Les outils de sismique

Leur but est de fournir une image de la structure des fonds océaniques.

La sismique réflexion nécessite des équipements lourds, certaines "flûtes" utilisées en réception pouvant atteindre plus de 4 kms de long. Emetteurs (les sources) et récepteurs (les flûtes) sont remorqués par un navire. Les flûtes peuvent comporter plusieurs ensembles de récepteurs (appelés "traces"). Les sources sont constituées par des canons à air ou à eau, ou des sparkers (décharges électriques à haute tension). Mais il n'est pas si lointain le temps où l'on utilisait de la dynamite pour produire les ondes sonores nécessaires !

Les équipements doivent être adaptés en fonction de l'étude poursuivie : profonde ou superficielle, détaillée ou basse résolution. La difficulté réside à trouver le bon compromis entre profondeur de pénétration et résolution. On distingue ainsi :

- la sismique basse résolution (utilisant de basses fréquences, les ondes pénètrent profondément dans les couches, mais la résolution est faible)

- la sismique haute résolution (à des fréquences supérieures, on obtient une meilleure résolution, mais moins de pénétration en profondeur)

- la sismique à très haute résolution (l'étude ne porte que sur les sédiments superficiels, mais est très précise)

L'Ifremer met régulièrement en oeuvre les équipements suivants :

  • sismique "rapide" associant 2 sources (canons à air) et 1 flûte de 300 mètres opérée à 10 nœuds et comprenant 6 traces exploitées indépendamment les unes des autres
  • sismique "24 traces" associant jusqu'à 6 sources (petits canons, sparkers ) et 1 flûte de 300 mètres stabilisée et opérée à 5 nœuds
  • sismique "multi-traces" associant jusqu'à 14 sources (canons à air) et 1 flûte de 4500 mètres stabilisée en profondeur et opérée à 5 nœuds.

Cette dernière nécessite des infrastructures considérables (150 tonnes, 14 conteneurs !). Voir ci-dessous "Equipements disponibles".

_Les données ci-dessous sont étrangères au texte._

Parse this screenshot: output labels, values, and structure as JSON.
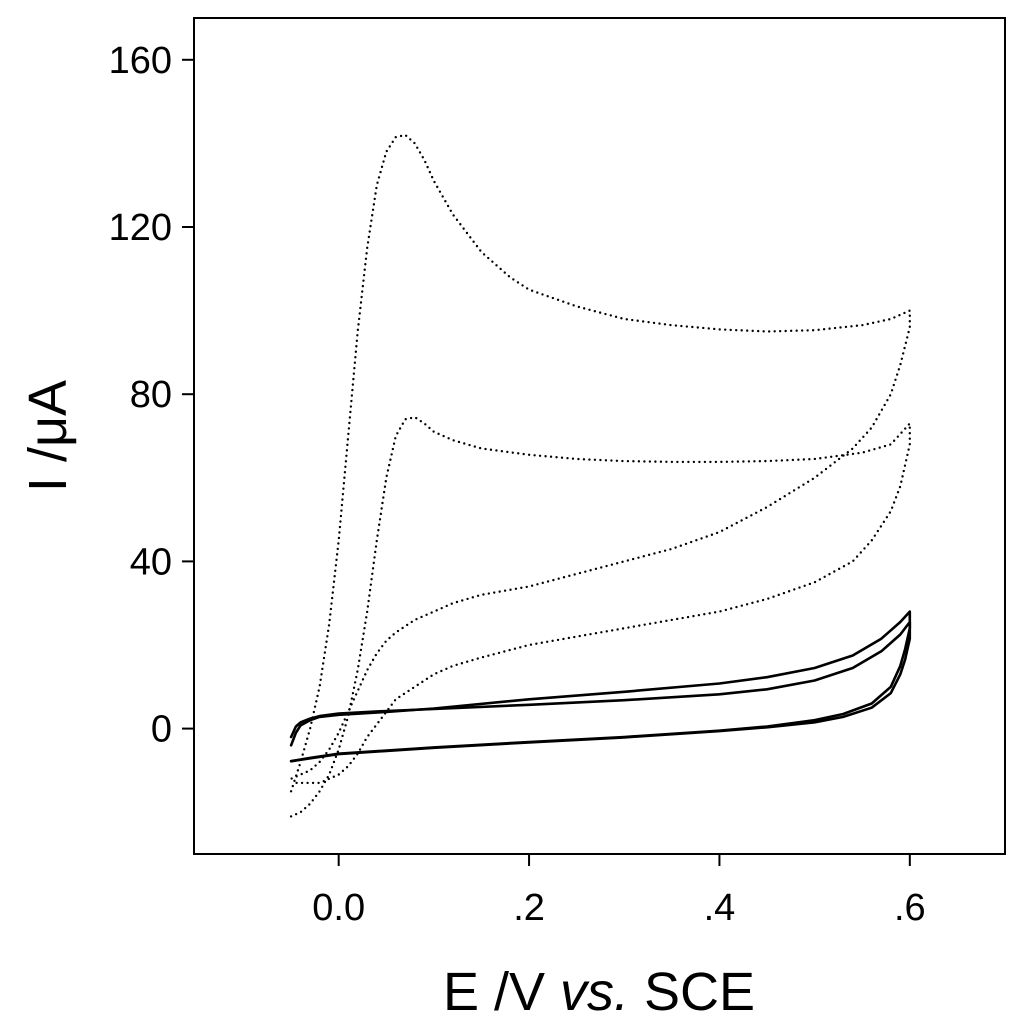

En 2004, un nouveau système de sismique rapide a été acquis. Utilisant la même technologie que les dispositifs d'acquisition multi-traces (SMT) et haute résolution (HR), c'est sans doute le système le plus performant à ce jour. Il se compose d'une flûte sismique numérique, d'un container d'électronique d'acquisition, d'un touret de flûte et d'un logiciel de traitement pour le contrôle qualité des données. Les premiers résultats obtenus ont montré une pénétration moyenne de 750 mètres dans les sédiments par des profondeurs allant jusqu'à 4300 mètres, ceci pour des vitesses de surface de 9-10 noeuds.

La sismique réfraction a pour objectif l'étude profonde du sous-sol au delà des sédiments, et donc l'analyse de la croûte océanique. Les signaux émis en surface sont reçus soit par des observatoires posés sur le fond, soit par des flûtes très éloignées des sources (l'Ifremer a ainsi mené une campagne mettant en oeuvre 2 navires, l'un émetteur, l'autre récepteur).

L'animation Flash ci-dessous présente le principe d'une étude combinée "sismique réflexion" et "sismique réfraction" :

Un "canon" remorqué par un navire envoie une onde dont la réflexion dans les couches sédimentaires est captée par un récepteur, la "flûte" (également remorqué par le navire), et la réfraction dans les couches plus profondes, par les stations OBS.